„Für andere kann ichs!“

Die Wahrscheinlichkeit ist groß, dass dir ein „Für andere kann ichs!“ schon mal herausgerutscht ist. Als DienstleisterIn hast du diesen Satz – wie ich – vermutlich viele Male von deinen Kunden gehört:

  • Der Texter, der für die eigene Selbstdarstellung einen Text-Kollegen braucht.
  • Die PR-Frau, die reihenweise Kunden in die Medien bringt, aber das eigene Unternehmen nicht.
  • Der Arzt, der Patienten zu gesünderer Lebensweise führt, aber selbst schlecht isst und sich kaum bewegt.
  • Die Mediatorin, die gelassen und objektiv Streit schlichtet, aber zu Hause Dauerknatsch hat.
  • Der Coach, der sich selbst im Weg steht, aber ein Meister darin ist, die Probleme anderer zu lösen …

Das kann ganz schön frustrierend sein, weil man den eigenen Erwartungen nicht entspricht, sich im Extremfall plötzlich als unfähig erlebt.

3 Gründe, warum wir uns bei anderen leichter tun

Atme tief durch!
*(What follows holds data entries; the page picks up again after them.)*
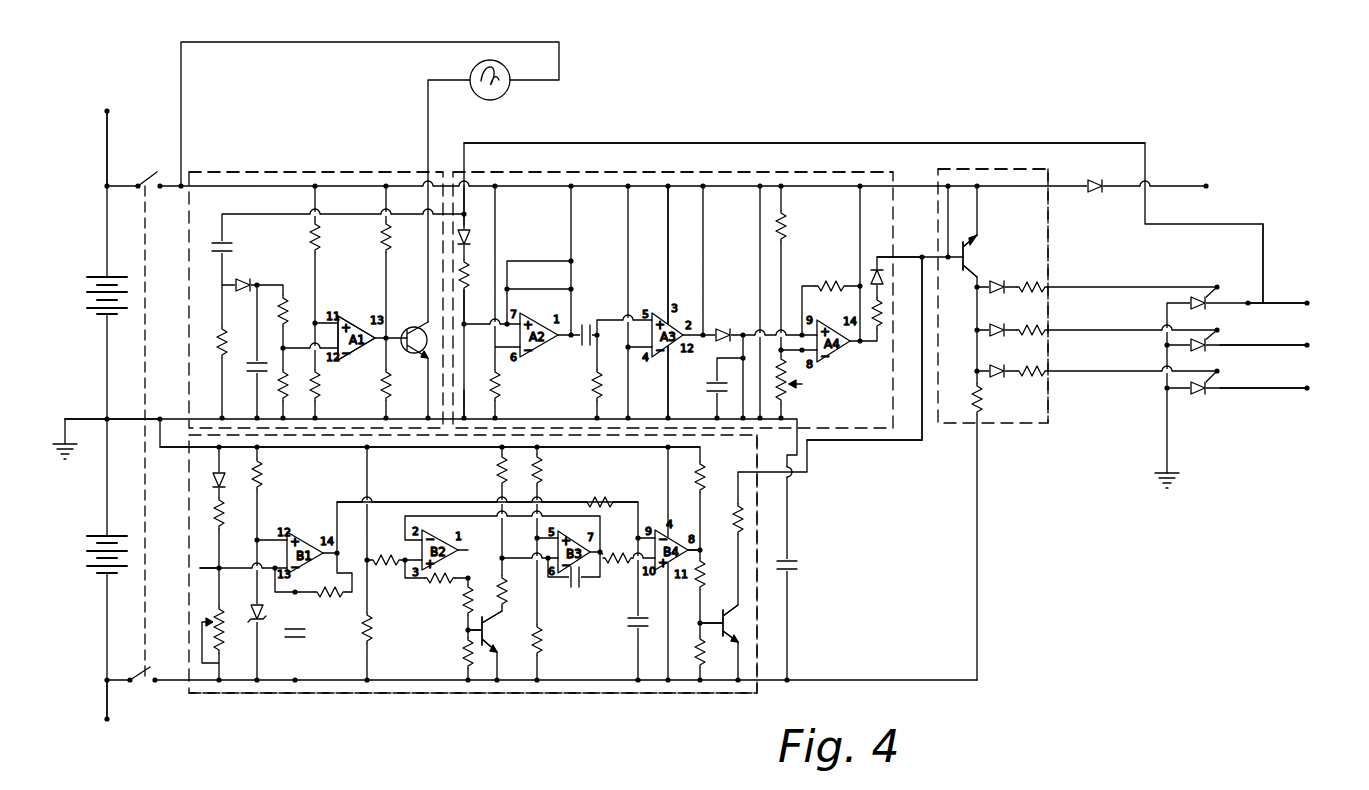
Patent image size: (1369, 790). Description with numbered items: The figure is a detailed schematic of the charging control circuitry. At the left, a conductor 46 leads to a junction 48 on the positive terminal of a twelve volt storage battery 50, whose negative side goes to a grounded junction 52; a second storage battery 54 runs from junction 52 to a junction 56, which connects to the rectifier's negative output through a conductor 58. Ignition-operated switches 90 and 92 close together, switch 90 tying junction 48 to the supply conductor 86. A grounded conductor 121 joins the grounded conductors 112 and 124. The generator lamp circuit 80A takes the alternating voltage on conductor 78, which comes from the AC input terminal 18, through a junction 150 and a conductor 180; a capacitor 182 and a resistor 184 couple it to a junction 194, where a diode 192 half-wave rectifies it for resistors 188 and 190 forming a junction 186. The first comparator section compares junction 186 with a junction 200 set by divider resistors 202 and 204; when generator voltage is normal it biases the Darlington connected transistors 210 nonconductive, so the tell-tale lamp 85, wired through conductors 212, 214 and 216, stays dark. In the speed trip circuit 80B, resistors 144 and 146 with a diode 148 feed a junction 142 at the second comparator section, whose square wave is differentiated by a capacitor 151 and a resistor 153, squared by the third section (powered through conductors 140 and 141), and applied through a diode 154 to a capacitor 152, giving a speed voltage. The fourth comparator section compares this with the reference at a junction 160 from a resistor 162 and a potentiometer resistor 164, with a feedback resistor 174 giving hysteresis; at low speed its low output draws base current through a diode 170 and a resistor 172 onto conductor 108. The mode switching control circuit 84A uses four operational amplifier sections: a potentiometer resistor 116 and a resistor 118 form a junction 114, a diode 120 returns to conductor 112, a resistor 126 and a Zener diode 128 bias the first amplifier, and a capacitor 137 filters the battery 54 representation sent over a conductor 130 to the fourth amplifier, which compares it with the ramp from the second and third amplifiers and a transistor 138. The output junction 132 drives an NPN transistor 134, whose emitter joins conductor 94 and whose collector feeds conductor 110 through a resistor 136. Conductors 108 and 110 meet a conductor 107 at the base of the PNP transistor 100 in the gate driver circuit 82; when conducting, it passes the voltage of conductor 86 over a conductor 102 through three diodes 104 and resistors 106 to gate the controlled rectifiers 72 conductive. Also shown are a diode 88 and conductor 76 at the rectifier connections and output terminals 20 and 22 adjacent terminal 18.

The conductor 46 is at (107, 138).
The junction 48 is at (107, 187).
The storage battery 50 is at (88, 295).
The junction 52 is at (107, 419).
The storage battery 54 is at (88, 560).
The junction 56 is at (107, 680).
The conductor 58 is at (107, 712).
The switch 90 is at (158, 174).
The switch 92 is at (153, 677).
The grounded conductor 121 is at (122, 419).
The conductor 216 is at (268, 42).
The generator tell-tale lamp 85 is at (497, 60).
The conductor 212 is at (428, 110).
The generator lamp circuit 80A is at (236, 172).
The speed trip circuit 80B is at (724, 172).
The conductor 86 is at (840, 186).
The conductor 78 is at (955, 143).
The capacitor 182 is at (230, 243).
The resistor 202 is at (318, 232).
The resistor 188 is at (284, 298).
The conductor 180 is at (383, 236).
The resistor 144 is at (460, 272).
The diode 192 is at (242, 283).
The junction 194 is at (222, 284).
The junction 200 is at (340, 345).
The Darlington connected NPN transistors 210 is at (411, 328).
The resistor 184 is at (222, 336).
The junction 186 is at (257, 358).
The conductor 214 is at (428, 405).
The resistor 190 is at (283, 385).
The resistor 204 is at (318, 390).
The junction 150 is at (466, 193).
The diode 148 is at (470, 235).
The junction 142 is at (468, 312).
The capacitor 151 is at (587, 328).
The resistor 153 is at (594, 390).
The conductor 124 is at (514, 418).
The conductor 140 is at (668, 240).
The conductor 141 is at (672, 358).
The capacitor 152 is at (710, 387).
The diode 154 is at (722, 328).
The resistor 162 is at (785, 228).
The feedback resistor 174 is at (832, 284).
The conductor 108 is at (882, 268).
The diode 170 is at (880, 272).
The resistor 172 is at (878, 330).
The junction 160 is at (802, 384).
The potentiometer resistor 164 is at (786, 396).
The diode 88 is at (1097, 195).
The controlled rectifier gate driver circuit 82 is at (1050, 225).
The PNP transistor 100 is at (967, 246).
The resistor 106 is at (1030, 287).
The conductor 107 is at (924, 262).
The conductor 102 is at (977, 300).
The diode 104 is at (990, 368).
The conductor 76 is at (1250, 301).
The AC input terminal 18 is at (1307, 303).
The output terminal 20 is at (1307, 345).
The output terminal 22 is at (1307, 388).
The controlled rectifier 72 is at (1207, 386).
The conductor 110 is at (878, 440).
The mode switching control circuit 84A is at (758, 502).
The resistor 136 is at (745, 522).
The NPN transistor 134 is at (745, 628).
The junction 132 is at (703, 545).
The grounded conductor 112 is at (582, 447).
The resistor 146 is at (483, 420).
The conductor 130 is at (397, 502).
The resistor 126 is at (264, 474).
The diode 120 is at (212, 480).
The resistor 118 is at (212, 513).
The junction 114 is at (200, 568).
The potentiometer resistor 116 is at (213, 631).
The capacitor 137 is at (300, 630).
The Zener diode 128 is at (264, 617).
The NPN transistor 138 is at (495, 628).
The conductor 94 is at (566, 693).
Es ist gar nicht tragisch, wenn du für dich selbst manchmal irgendwie vernagelt bist. Das ist völlig normal, denn wenn wir für andere tätig werden, ist unsere Situation völlig anders:

1. Wir sind nicht persönlich betroffen

Das Anliegen anderer ist für uns ein einzelstehendes Projekt. Wir können uns auf diese eine Sache konzentrieren. Wir gehen sachlich an die Fragestellung heran und können dadurch ganz nüchtern analysieren und fokussiert vorgehen.

Beispiel: Ein Grafiker macht ein Logo für einen Kunden. Er konzentriert sich auf Wirkung, Branche, Eigenheiten und macht sich an die Arbeit. Bei einem eigenen Logo geht es für ihn um sehr viel mehr. Jetzt kommt die ganze Wucht der Selbstdarstellung zum Tragen. Bin ich das? Oder lieber so? Will ich so wirken? Lege ich mich fest? …

2. Als Außenstehender hat man kein Wirrwarr im Kopf

Als unbeteiligter Dritter bekommen wir nur die Informationen, die uns andere geben – und die wir gezielt erfragen. Ist man selbst beteiligt, feuern die Synapsen: Ideen, Zusammenhänge, Erfahrungen, was wir irgendwo gehört und gelesen haben, angenommene und tatsächliche Erwartungen (eigene und die anderer) … all das bricht auf uns herein.

Jetzt kommt es darauf an, wie gut du in der Lage bist, diese Gehirn-Flut zu kanalisieren, anzusehen, einzuordnen. Gerade die mahnende oder gar kritisierende innere Stimme lässt zweifeln und zögern.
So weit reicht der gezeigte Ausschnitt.